I try to channel the built-up energy towards my sides, but nothing happens. I search for one of the nearby grey targets and ram it. Nothing happens.

As I consume the leftover parts while thinking of how to channel this power, whatever it is passes the critical point.

*Zap* - “Ouch! Fuck, motherfu...”

My whole body convulses from pain. For a moment, even my vision fades and I start to panic, but soon it’s restored.

“What the fuck just happened?”

I check for damages and find my innards partly liquefied. Okay, I make it sound worse than it is, but it seems the energy pulse fried some of my cells. I quickly send a wave of biomass towards the most damaged spot and wait as the cells start to repair themselves. It’s clear that something went terribly wrong. Whether it was the way I specified the target or something else entirely, I couldn’t tell.

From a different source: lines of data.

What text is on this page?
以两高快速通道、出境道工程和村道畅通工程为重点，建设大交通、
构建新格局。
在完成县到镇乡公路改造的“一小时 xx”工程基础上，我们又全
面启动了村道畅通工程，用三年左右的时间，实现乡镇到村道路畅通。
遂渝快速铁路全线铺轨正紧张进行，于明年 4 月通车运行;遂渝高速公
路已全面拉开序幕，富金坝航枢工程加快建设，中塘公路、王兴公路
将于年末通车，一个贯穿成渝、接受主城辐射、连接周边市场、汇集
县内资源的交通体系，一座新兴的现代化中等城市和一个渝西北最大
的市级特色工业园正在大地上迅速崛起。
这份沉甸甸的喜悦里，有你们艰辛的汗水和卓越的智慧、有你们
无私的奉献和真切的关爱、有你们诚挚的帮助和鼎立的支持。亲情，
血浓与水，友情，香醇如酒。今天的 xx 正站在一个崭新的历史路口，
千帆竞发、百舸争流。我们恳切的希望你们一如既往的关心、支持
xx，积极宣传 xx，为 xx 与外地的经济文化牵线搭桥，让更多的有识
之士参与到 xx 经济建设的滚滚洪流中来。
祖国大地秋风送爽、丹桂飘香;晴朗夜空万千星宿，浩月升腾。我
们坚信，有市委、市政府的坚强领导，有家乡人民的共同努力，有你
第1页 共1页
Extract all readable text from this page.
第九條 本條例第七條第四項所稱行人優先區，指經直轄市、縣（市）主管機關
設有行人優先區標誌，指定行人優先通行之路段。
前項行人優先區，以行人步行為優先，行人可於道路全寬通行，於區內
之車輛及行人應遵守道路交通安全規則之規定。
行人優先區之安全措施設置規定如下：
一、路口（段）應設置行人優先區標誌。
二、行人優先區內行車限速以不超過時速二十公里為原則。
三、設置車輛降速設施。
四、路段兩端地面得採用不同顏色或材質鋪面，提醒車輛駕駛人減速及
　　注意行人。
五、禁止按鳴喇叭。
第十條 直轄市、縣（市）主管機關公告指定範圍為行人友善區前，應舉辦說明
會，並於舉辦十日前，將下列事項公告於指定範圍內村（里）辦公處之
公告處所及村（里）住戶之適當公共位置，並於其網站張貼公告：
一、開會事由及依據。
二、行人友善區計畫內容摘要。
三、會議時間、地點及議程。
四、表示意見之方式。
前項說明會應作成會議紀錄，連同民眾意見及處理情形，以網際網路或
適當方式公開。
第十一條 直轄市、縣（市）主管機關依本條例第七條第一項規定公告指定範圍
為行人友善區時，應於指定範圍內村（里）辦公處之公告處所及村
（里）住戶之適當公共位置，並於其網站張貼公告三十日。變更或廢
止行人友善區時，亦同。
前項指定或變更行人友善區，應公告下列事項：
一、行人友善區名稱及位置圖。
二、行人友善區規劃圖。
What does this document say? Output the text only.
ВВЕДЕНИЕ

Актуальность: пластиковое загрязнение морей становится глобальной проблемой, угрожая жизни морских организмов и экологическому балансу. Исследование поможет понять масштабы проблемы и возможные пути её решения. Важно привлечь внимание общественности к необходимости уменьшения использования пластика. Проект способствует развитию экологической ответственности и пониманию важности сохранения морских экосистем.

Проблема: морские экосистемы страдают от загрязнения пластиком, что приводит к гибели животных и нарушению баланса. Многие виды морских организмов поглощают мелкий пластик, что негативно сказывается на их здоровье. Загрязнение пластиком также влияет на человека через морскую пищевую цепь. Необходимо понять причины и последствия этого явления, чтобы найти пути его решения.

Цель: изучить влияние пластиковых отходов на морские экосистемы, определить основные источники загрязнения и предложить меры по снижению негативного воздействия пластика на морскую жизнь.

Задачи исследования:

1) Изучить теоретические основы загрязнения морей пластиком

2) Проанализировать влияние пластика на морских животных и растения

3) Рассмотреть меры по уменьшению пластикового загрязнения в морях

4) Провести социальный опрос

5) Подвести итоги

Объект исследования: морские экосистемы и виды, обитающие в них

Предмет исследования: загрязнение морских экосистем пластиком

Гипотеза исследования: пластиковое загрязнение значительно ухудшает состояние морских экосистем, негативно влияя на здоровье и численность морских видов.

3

Well, whatever it was, it also fried the system that generated it. For now, there is no more building pressure. Still, I will have to find out how to deal with this sooner or later. Crap. What if I’m becoming that terrorist Pokémon? I don’t want to be a suicide bomber.

-7 Seasons of Game of Thrones later-

Nothing really changed in my daily schedule, other than the constant stinging pain. Thankfully, I was large enough for it to not disable me completely and could keep up my hunting expeditions. It took some time to fix all the damage, but when it was done, I was less than happy as I still hadn't figured out what went wrong the first time. The power organ remained offline all through the repair process, so I couldn’t experiment. Currently, the last repairs are being made, and I go through all the hypothesis I came up with on how to manage this power.

As soon as the last remains of damage are fixed, the previous feeling of pressure building up inside me comes back. I quickly look for another enemy and have my drones encircle it and make sure it remains stationary by cutting through anything outside its shell. I go close and personal, and as I purposely chose a smaller target, its attempts at injuring me and fighting back are laughable. Steering myself to touch the thing, I will whatever energy that is building inside me towards the target. I picture inside myself a path. A wire that leads towards the outside and connects me with the grey creature’s shell. Here it comes.

*Zap* - “Bloody, fucking hell!”

Suffice to say, it didn’t work. My body was fried again.